Of course if you have in general a random variable $X$ with density (with respect to the Lebesgue measure), the events of type$\lbrace X = x \rbrace$ have zero probability.

Thus, we must construct the formula for the conditional density as a limit. The following (non-rigourous) argument captures the main idea. Let's consider $\varepsilon$ small, then: $$P(X \in A \,|\, Y \in [y_0-\varepsilon, y_0+\varepsilon]) = \frac{P(x \in A \, , \, Y \in [y_0-\varepsilon, y_0+\varepsilon])}{P(Y \in [y_0-\varepsilon, y_0+\varepsilon])} =\frac{\displaystyle \int_A \int_{y_0 - \varepsilon}^{y_0 + \varepsilon} f_{X,Y}(x,y) \, dxdy }{\displaystyle\int_{-\infty}^\infty \int_{y_0 - \varepsilon}^{y_0 + \varepsilon}f_{X,Y}(x,y) \, dxdy } =\frac{\displaystyle\frac{1}{2\varepsilon}\int_A \int_{y_0 - \varepsilon}^{y_0 + \varepsilon} f_{X,Y}(x,y) \, dxdy }{\displaystyle\frac{1}{2\varepsilon}\int_{-\infty}^\infty \int_{y_0 - \varepsilon}^{y_0 + \varepsilon}f_{X,Y}(x,y) \, dxdy }$$

Taking $\varepsilon \to 0$ then $$P(X \in A | Y = y_0) = \frac{\displaystyle\int_A f_{X,Y}(x,y_0) \, dx}{\displaystyle\int_{-\infty}^{\infty}f_{X,Y}(x,y_0) \, dx}$$

and you can derive from here the expression for the conditional density $f_{X|Y=y_0}(x)$ by taking $A = (-\infty, x]$ and deriving (the non-rigourous part is passing the limit inside the integral).

2
On

Your confusion is quite understandable. My answer is not complete but might give some enlightment.

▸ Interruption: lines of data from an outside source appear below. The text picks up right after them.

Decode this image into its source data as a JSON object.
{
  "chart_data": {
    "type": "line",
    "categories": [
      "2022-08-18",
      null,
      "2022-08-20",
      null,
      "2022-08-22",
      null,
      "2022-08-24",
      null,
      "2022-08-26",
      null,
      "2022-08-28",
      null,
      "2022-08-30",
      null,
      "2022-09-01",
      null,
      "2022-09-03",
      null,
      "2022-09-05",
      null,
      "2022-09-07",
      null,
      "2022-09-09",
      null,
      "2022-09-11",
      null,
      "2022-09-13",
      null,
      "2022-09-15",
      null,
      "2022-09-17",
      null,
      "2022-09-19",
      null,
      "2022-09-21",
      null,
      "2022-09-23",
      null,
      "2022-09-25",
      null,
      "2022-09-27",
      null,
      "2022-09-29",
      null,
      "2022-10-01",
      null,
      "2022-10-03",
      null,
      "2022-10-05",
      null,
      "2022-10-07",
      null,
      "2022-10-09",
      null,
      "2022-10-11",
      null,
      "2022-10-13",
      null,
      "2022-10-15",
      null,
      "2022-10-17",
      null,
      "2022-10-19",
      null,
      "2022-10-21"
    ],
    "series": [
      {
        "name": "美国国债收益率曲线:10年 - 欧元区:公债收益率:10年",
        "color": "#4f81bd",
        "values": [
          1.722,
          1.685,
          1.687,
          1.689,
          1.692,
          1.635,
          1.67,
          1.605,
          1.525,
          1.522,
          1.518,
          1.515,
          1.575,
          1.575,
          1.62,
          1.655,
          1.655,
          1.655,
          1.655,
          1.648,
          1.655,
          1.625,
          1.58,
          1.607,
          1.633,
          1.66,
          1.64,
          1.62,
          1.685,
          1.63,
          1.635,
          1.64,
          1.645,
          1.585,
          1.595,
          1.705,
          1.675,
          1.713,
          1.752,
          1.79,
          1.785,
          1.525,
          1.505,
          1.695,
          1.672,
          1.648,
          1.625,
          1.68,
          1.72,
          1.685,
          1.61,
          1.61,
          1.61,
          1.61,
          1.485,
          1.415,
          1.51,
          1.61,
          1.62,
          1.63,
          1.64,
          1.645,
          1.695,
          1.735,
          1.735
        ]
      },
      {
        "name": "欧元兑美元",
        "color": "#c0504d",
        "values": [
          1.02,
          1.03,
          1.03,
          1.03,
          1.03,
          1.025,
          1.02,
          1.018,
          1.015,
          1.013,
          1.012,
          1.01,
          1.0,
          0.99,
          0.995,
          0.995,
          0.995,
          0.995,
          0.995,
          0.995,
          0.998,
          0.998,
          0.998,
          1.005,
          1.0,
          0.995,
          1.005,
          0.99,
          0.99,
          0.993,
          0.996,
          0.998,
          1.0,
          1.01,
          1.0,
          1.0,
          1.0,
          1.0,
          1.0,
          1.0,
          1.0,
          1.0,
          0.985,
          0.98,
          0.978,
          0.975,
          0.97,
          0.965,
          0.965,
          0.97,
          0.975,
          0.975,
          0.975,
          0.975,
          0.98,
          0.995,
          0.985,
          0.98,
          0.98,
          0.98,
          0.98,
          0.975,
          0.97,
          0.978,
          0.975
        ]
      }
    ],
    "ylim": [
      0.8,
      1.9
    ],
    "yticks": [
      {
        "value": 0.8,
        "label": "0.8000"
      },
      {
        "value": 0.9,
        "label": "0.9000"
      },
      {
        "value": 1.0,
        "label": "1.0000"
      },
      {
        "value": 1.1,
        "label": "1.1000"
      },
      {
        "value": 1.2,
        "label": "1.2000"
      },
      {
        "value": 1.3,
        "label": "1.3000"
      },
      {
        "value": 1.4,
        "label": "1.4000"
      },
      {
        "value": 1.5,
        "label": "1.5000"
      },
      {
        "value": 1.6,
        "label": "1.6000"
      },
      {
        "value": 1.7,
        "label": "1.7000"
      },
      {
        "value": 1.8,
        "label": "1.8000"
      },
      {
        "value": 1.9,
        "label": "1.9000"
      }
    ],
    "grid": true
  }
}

Especially condition $P\left(Y=y\right)=0$ takes away the possibility to look at conditional probabilities like $P\left(a<X\le b\mid Y=y\right)$ if it would be defined it as: $\dfrac{P\left(a<X\le b\wedge Y=y\right)}{P\left(Y=y\right)}$.

In fact if $A$ and $B$ are two events and $P\left(B\right)=0$ then equality $P\left(A\mid B\right)P\left(B\right)=P\left(A\cap B\right)$ holds for any value of $P\left(A\mid B\right)$.

The mathematician could give up here and leave these 'conditionals' out of sight. His intuition however makes it impossible to do so. So he goes searching for another route and finds one: $$P\left(a<X\leq b\mid Y=y\right)=\int_{a}^{b}f_{X\mid Y=y}\left(x\right)dx$$ A convenient value for $P\left(a<X\leq b\mid Y=y\right)$ has been found such that $$P\left(a<X\leq b\mid Y=y\right)P\left(Y=y\right)=P\left(a<X\leq b\wedge Y=y\right)$$ holds.

Convenient in mathematical sense and also in the sense that it meets the intuition.